Under Code Sec. 7508A, the IRS is afforded authority to give affected taxpayers an extended date to file most tax returns. In addition, the IRS may postpone tax payments that have either an original or extended due date that falls on or after the start of the disaster, and on or before the date of the extension. Additionally, the IRS can postpone periods in which to make contributions to, and distributions from, a qualified retirement plan, as well as recharacterization and rollover elections. Other actions that the IRS can postpone include the filing of a petition with the Tax Court, filing a claim for credit or refund, as well as bringing suit on a claim for credit or refund.
The IRS automatically provides filing and penalty relief to any taxpayer with an IRS address of record that is located in the designated disaster area. As such, taxpayers need not contact the IRS requesting relief. In some instances, the IRS will also waive late-deposit penalties for federal payroll and excise tax deposits.
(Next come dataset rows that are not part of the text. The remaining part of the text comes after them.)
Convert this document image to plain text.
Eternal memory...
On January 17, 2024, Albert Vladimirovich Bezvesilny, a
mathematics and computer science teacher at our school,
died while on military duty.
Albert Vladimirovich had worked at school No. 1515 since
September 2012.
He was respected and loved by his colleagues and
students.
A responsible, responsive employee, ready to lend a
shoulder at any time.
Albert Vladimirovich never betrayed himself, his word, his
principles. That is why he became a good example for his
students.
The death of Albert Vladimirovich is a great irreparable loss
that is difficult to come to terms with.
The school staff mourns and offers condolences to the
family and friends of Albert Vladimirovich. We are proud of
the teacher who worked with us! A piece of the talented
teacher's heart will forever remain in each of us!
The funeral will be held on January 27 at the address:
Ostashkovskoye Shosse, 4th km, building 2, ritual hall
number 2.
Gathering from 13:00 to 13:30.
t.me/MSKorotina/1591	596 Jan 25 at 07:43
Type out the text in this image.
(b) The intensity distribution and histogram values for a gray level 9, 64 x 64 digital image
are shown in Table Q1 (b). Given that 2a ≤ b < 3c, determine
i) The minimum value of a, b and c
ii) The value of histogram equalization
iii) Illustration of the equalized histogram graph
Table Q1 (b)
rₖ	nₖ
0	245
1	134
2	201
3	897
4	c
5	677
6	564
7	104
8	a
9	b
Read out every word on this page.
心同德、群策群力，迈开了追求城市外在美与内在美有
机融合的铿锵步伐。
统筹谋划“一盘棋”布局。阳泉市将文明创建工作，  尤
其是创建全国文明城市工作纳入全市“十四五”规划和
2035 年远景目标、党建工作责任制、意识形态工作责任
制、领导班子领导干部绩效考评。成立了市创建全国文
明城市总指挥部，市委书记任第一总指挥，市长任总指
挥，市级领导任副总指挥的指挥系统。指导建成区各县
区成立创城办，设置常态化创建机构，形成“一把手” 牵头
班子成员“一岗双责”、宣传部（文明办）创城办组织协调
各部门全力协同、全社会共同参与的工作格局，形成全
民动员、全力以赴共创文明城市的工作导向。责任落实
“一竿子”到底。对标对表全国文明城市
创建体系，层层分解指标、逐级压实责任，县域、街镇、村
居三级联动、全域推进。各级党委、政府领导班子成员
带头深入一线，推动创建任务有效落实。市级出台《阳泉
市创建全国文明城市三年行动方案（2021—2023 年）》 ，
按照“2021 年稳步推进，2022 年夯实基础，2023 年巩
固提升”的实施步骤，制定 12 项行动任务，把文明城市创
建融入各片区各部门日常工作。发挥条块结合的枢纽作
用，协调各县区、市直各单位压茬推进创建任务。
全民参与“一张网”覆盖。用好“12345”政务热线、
However, taxpayers who receive late filing or late payment penalty notices should call the number located on the notice to have the penalty abated.
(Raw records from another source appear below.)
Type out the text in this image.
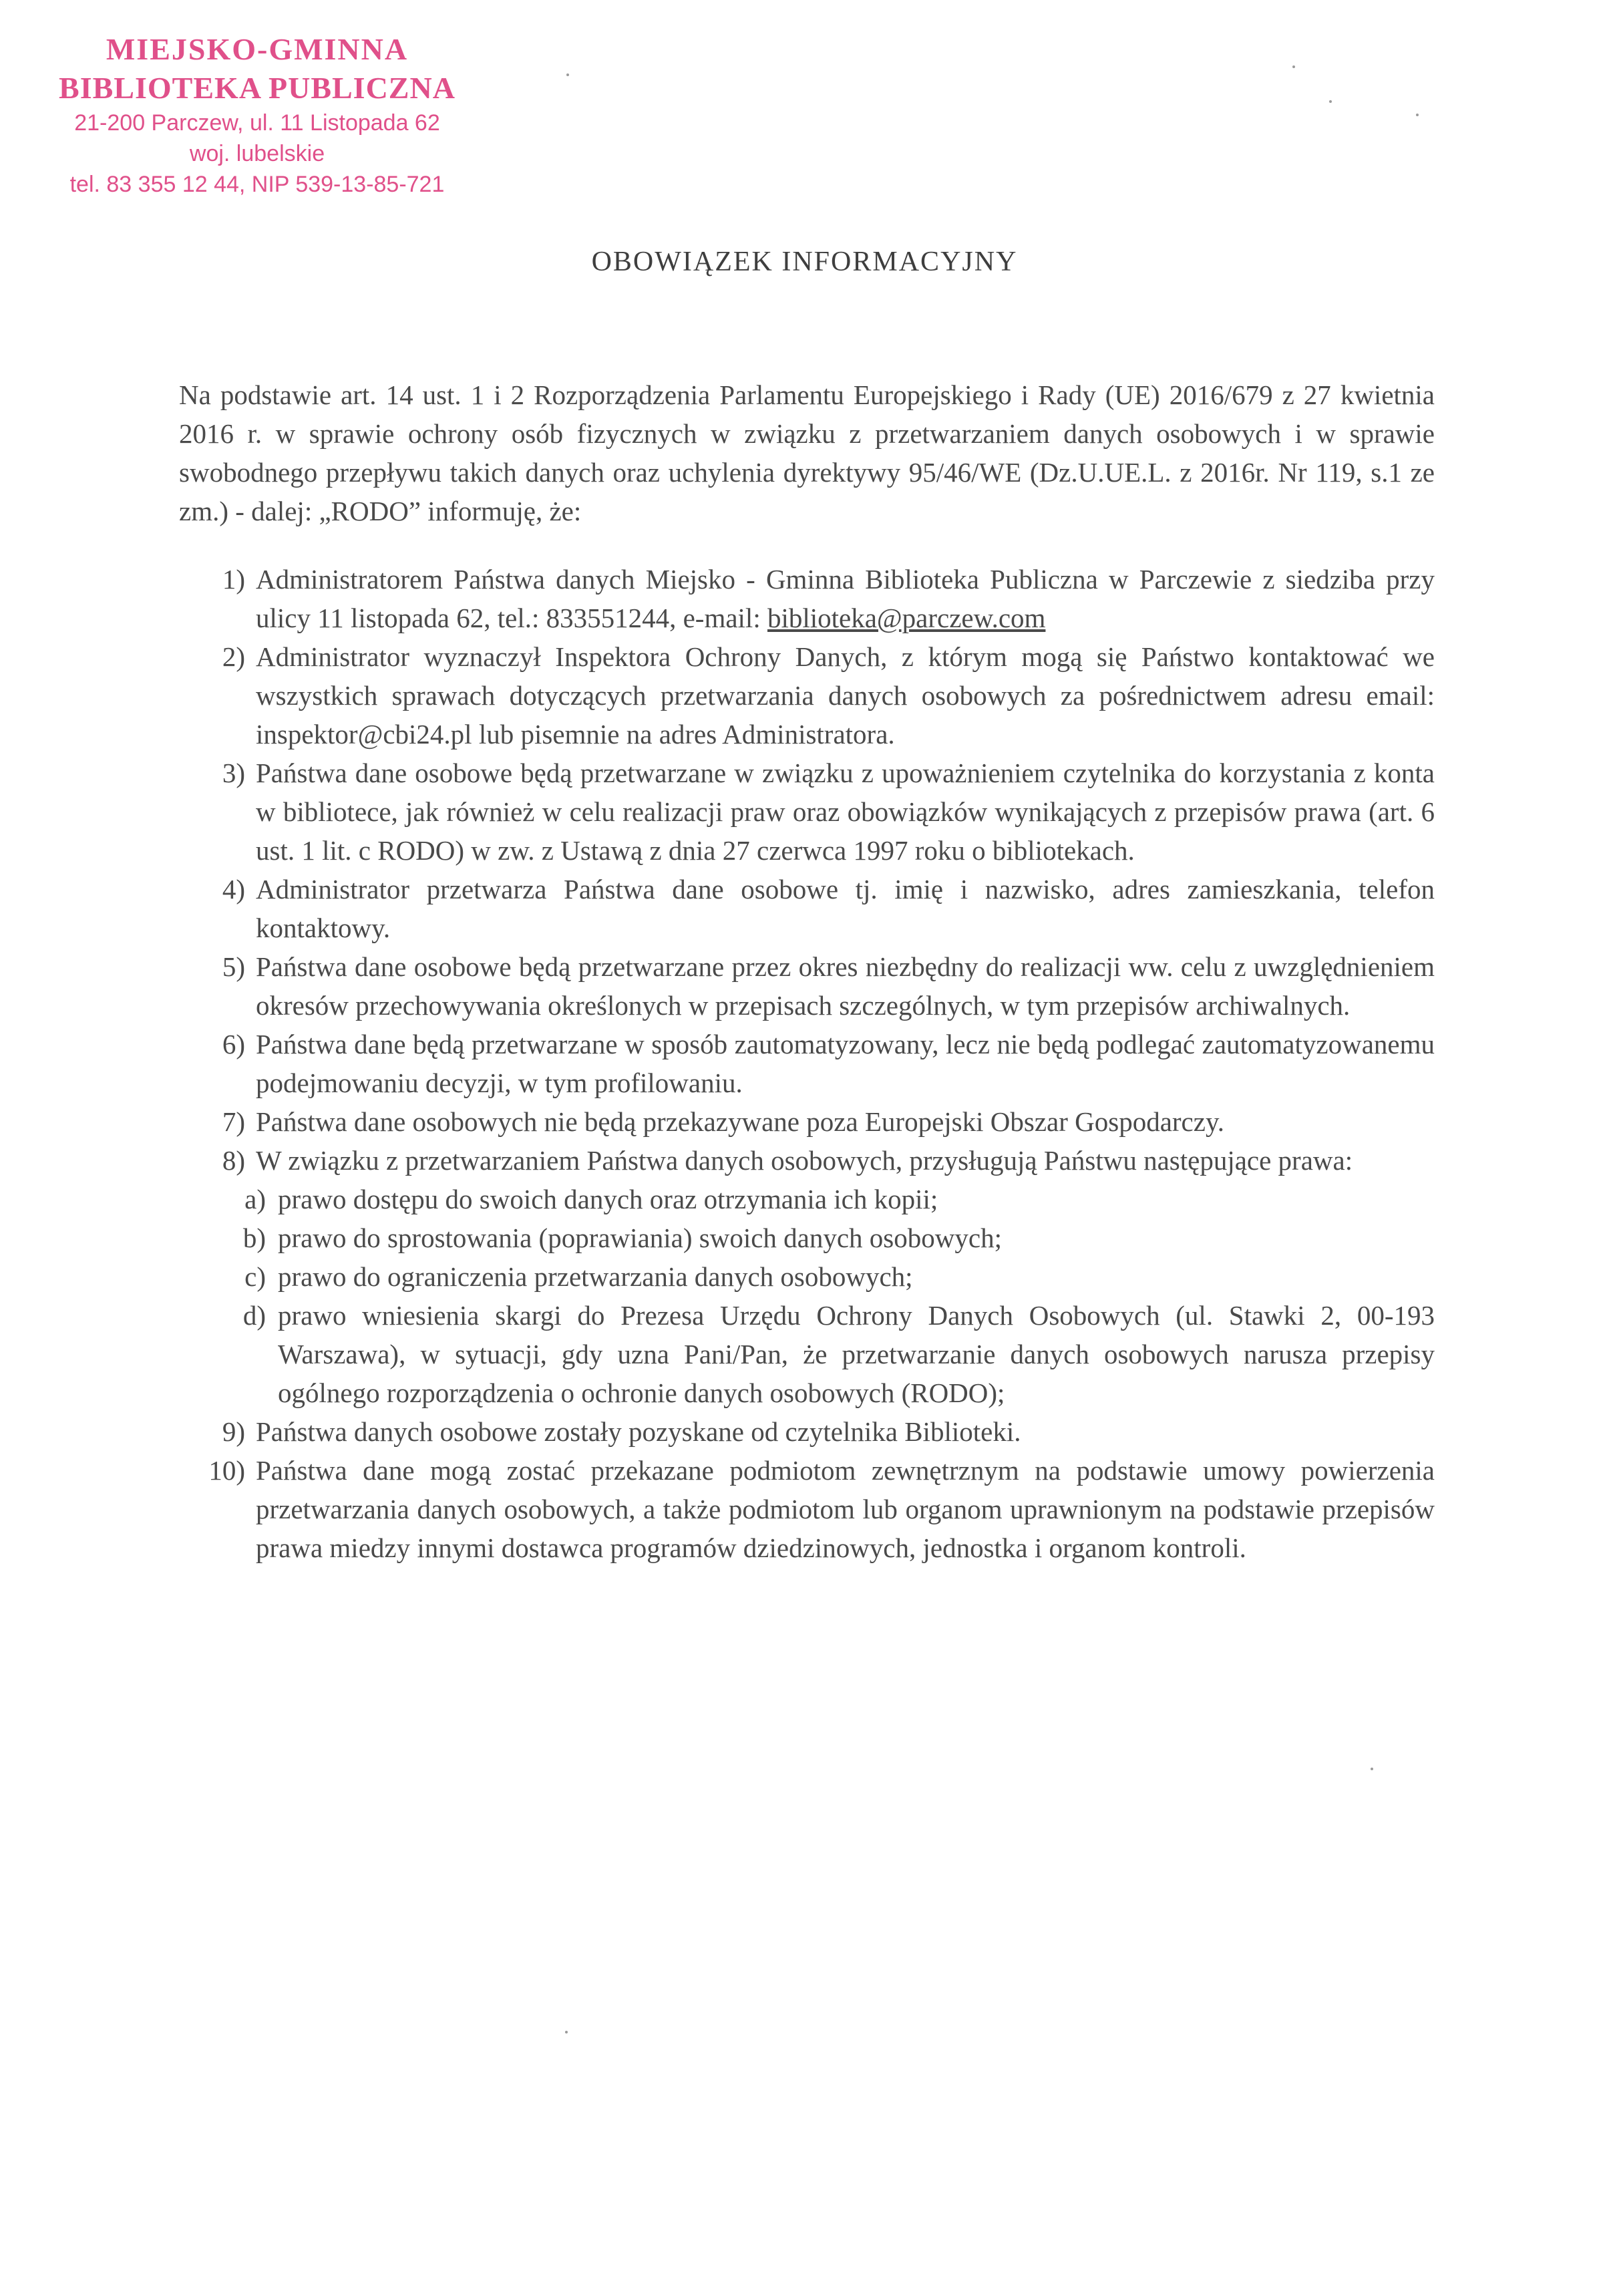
MIEJSKO-GMINNA
BIBLIOTEKA PUBLICZNA
21-200 Parczew, ul. 11 Listopada 62
woj. lubelskie
tel. 83 355 12 44, NIP 539-13-85-721
OBOWIĄZEK INFORMACYJNY
Na podstawie art. 14 ust. 1 i 2 Rozporządzenia Parlamentu Europejskiego i Rady (UE) 2016/679 z 27 kwietnia 2016 r. w sprawie ochrony osób fizycznych w związku z przetwarzaniem danych osobowych i w sprawie swobodnego przepływu takich danych oraz uchylenia dyrektywy 95/46/WE (Dz.U.UE.L. z 2016r. Nr 119, s.1 ze zm.) - dalej: „RODO” informuję, że:
1) Administratorem Państwa danych Miejsko - Gminna Biblioteka Publiczna w Parczewie z siedziba przy ulicy 11 listopada 62, tel.: 833551244, e-mail: biblioteka@parczew.com
2) Administrator wyznaczył Inspektora Ochrony Danych, z którym mogą się Państwo kontaktować we wszystkich sprawach dotyczących przetwarzania danych osobowych za pośrednictwem adresu email: inspektor@cbi24.pl lub pisemnie na adres Administratora.
3) Państwa dane osobowe będą przetwarzane w związku z upoważnieniem czytelnika do korzystania z konta w bibliotece, jak również w celu realizacji praw oraz obowiązków wynikających z przepisów prawa (art. 6 ust. 1 lit. c RODO) w zw. z Ustawą z dnia 27 czerwca 1997 roku o bibliotekach.
4) Administrator przetwarza Państwa dane osobowe tj. imię i nazwisko, adres zamieszkania, telefon kontaktowy.
5) Państwa dane osobowe będą przetwarzane przez okres niezbędny do realizacji ww. celu z uwzględnieniem okresów przechowywania określonych w przepisach szczególnych, w tym przepisów archiwalnych.
6) Państwa dane będą przetwarzane w sposób zautomatyzowany, lecz nie będą podlegać zautomatyzowanemu podejmowaniu decyzji, w tym profilowaniu.
7) Państwa dane osobowych nie będą przekazywane poza Europejski Obszar Gospodarczy.
8) W związku z przetwarzaniem Państwa danych osobowych, przysługują Państwu następujące prawa:
a) prawo dostępu do swoich danych oraz otrzymania ich kopii;
b) prawo do sprostowania (poprawiania) swoich danych osobowych;
c) prawo do ograniczenia przetwarzania danych osobowych;
d) prawo wniesienia skargi do Prezesa Urzędu Ochrony Danych Osobowych (ul. Stawki 2, 00-193 Warszawa), w sytuacji, gdy uzna Pani/Pan, że przetwarzanie danych osobowych narusza przepisy ogólnego rozporządzenia o ochronie danych osobowych (RODO);
9) Państwa danych osobowe zostały pozyskane od czytelnika Biblioteki.
10) Państwa dane mogą zostać przekazane podmiotom zewnętrznym na podstawie umowy powierzenia przetwarzania danych osobowych, a także podmiotom lub organom uprawnionym na podstawie przepisów prawa miedzy innymi dostawca programów dziedzinowych, jednostka i organom kontroli.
The most significant assistance that the IRS can afford those taxpayers affected by natural disasters is through the casualty loss deduction. Affected taxpayers in federally declared disaster areas are given the option of claiming disaster-related casualty losses on their federal income tax return for the year in which the event occurred, or the prior year, but in any case, not in more than one tax year. On October 13, the IRS issued final and temporary regs, as well as a revenue procedure that extends the due date by which a taxpayer may make a Code Sec. 165 disaster loss election.
The temporary regs has extended the due date for making a disaster loss election to six months after the due date for filing the taxpayer’s federal income tax return for the disaster year, which is determined without regard to any filing extension. The IRS provided guidance, in the form of Rev. Proc. 2016-53, along with the regs that provide the procedures and requirements for how a taxpayer makes or revokes the election.
In efforts to encourage taxpayers to be proactive in planning for storms and other natural disasters, the IRS released guidance advising taxpayers as to steps they can take before disaster strikes. Employers who use payroll service providers are advised to ask the provider if it has a fiduciary bond. Such a bond protects the employer in the event of default by the payroll service provider in the wake of a natural disaster. In addition, the IRS advised that taxpayers should have an updated disaster plan. In addition, taxpayers should keep a duplicate set of key documents including bank statements, tax returns, identifications and insurance policies. Taxpayers are encouraged to photograph or videotape the contents of their home, as this makes it easier to quickly claim any available insurance and tax benefits after disaster strikes.
Additionally, the IRS makes every effort to ensure that taxpayers can access their previous-filed tax returns. Taxpayers can request copies of previously-filed tax returns and attachments, to include Form W-2, by filing Form 4506, Request for Copy of Tax Return. Taxpayers may also request transcripts showing most line items on these returns by ordering through the Get Transcript link on www.irs.gov
, by calling 1-800-908-9946
, or by using Form 4506T-EZ, Short Form Request for Individual Tax Return Transcript or Form 4506-T, Request for Transcript of Tax Return.